Oldboy feels very much like a film from a very specific period in time and with a very specific agenda in mind; to disrupt and disturb. Yet, it is much more than its peers of the time. Many might pair it with, say, Takashi Miike’s ‘Audition’, Kinji Fukasaku’s ‘Battle Royale’ or even Darren Arrenofsky’s “Requiem for a Dream’, but the truth is that Oldboy feels more like a fable. A bedtime story that adults tell each other about the dangers of losing oneself into vengeance. It is a theme Park would repeat three times during his vengeance trilogy but seems to be the one that resonates the most.
There have been multiple releases of Oldboy over the years, but Arrow are the first to bring out a 4K scan on UHD. It is important to contextualise the production of Oldboy in that it was not ever expected to be a grand piece of cinema and was made on an extremely modest budget. With this in mind, it should come as no surprise that this 4K presentation is hardly going to make it to the pantheon of immaculate prints. There are moments when grain is almost unbearable, and despite its prominent neon artwork, colours look unreliably flat at times. But thankfully, these moments are rare, and what we end up with is a shiny new version of the picture. Night scenes have an added depth to them, and the odd pop of extreme colour (a purple umbrella, a blue tracksuit) all serve to immortalise the film’s graphic novel origins. The soundtrack is well preserved, with what seems to be a delightfully thick uptick in the sound effects track (cue ‘hammer scene’). So, for fans of the film, this is likely to be the premium choice for you.

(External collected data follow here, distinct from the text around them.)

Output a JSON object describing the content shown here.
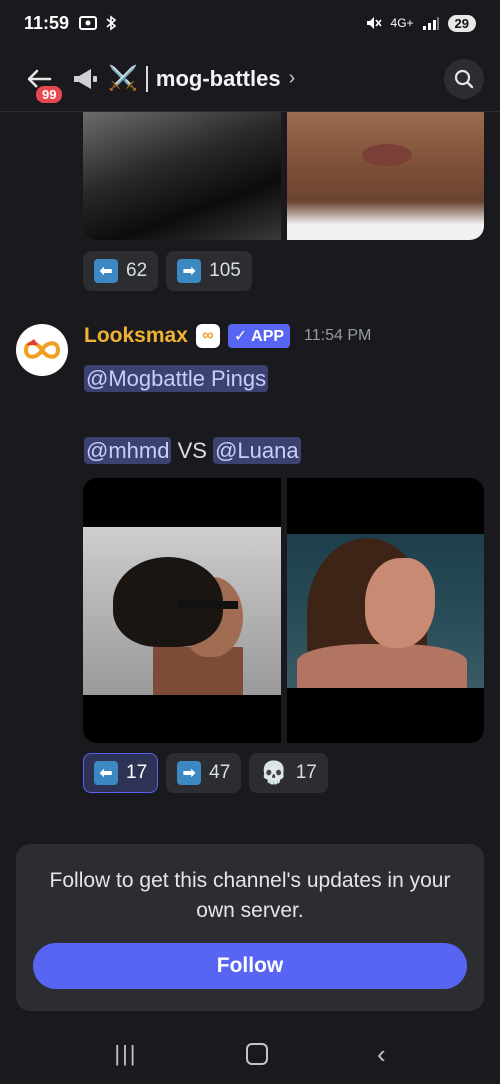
{
  "status_bar": {
    "time": "11:59",
    "network": "4G+",
    "battery": "29"
  },
  "header": {
    "notification_count": "99",
    "channel_name": "mog-battles",
    "chevron": "›"
  },
  "previous_message": {
    "reactions": [
      {
        "emoji": "left-arrow",
        "count": "62"
      },
      {
        "emoji": "right-arrow",
        "count": "105"
      }
    ]
  },
  "message": {
    "author": "Looksmax",
    "author_badge": "∞",
    "app_tag": "✓ APP",
    "timestamp": "11:54 PM",
    "ping_mention": "@Mogbattle Pings",
    "battle": {
      "left_mention": "@mhmd",
      "vs_text": "VS",
      "right_mention": "@Luana"
    },
    "reactions": [
      {
        "emoji": "left-arrow",
        "count": "17",
        "active": true
      },
      {
        "emoji": "right-arrow",
        "count": "47",
        "active": false
      },
      {
        "emoji": "skull",
        "count": "17",
        "active": false
      }
    ]
  },
  "follow_card": {
    "text": "Follow to get this channel's updates in your own server.",
    "button_label": "Follow"
  },
  "icons": {
    "back": "back-arrow-icon",
    "announcement": "megaphone-icon",
    "crossed_swords": "crossed-swords-icon",
    "search": "search-icon"
  },
  "colors": {
    "background": "#1a1a1e",
    "accent": "#5865f2",
    "username": "#f0b232",
    "badge_red": "#e8484f"
  }
}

Since it took Cannes by storm in 2004, Oldboy has lived with a cult following that helped turn a Western subculture driven by spotty teen fandom slowly drip-fed with Asian cinema, into the esteem of films like Parasite winning Best Picture at the 2020 Oscars. For all of its extreme obsessions and superfluous aesthetic flourishes, Oldboy took the b-movie troupe of Western revenge narratives and blow it wide open in a way that could only come from Eastern sensibilities. Oldboy helped to legitimise Korean cinema in the eyes of the Western world in a way that Christopher Nolan’s Batman legitimised comic book films to a point of them being a multi-billion-dollar industry. It may not be the single most important film in Korean film history, but for most, Oldboy remains one of the most significant. Not bad for a movie about a guy whose biggest achievement is eating a live octopus.
Film Grade: B
The additional disc, a feature length documentary ‘Old Days’, was not available at the time of review, but has previously been released by Arrow. The accompanying UHD features on the main discs are a mixture of archive materials and a recently filmed interview with Tony Rayns; a man who is basically the pub quiz expert for Korean cinema night. The true jewel in the crown is an innocuous Q&A with Chan-Wook Park. An affable and open filmmaker, he offers up a number of interesting facts about the film and its origins.
Special Features Grade: B-
Like its famous scene, Oldboy remains a hammer to the head for all who view it. Now, in 4K, it just looks and sounds that extra bit gritty.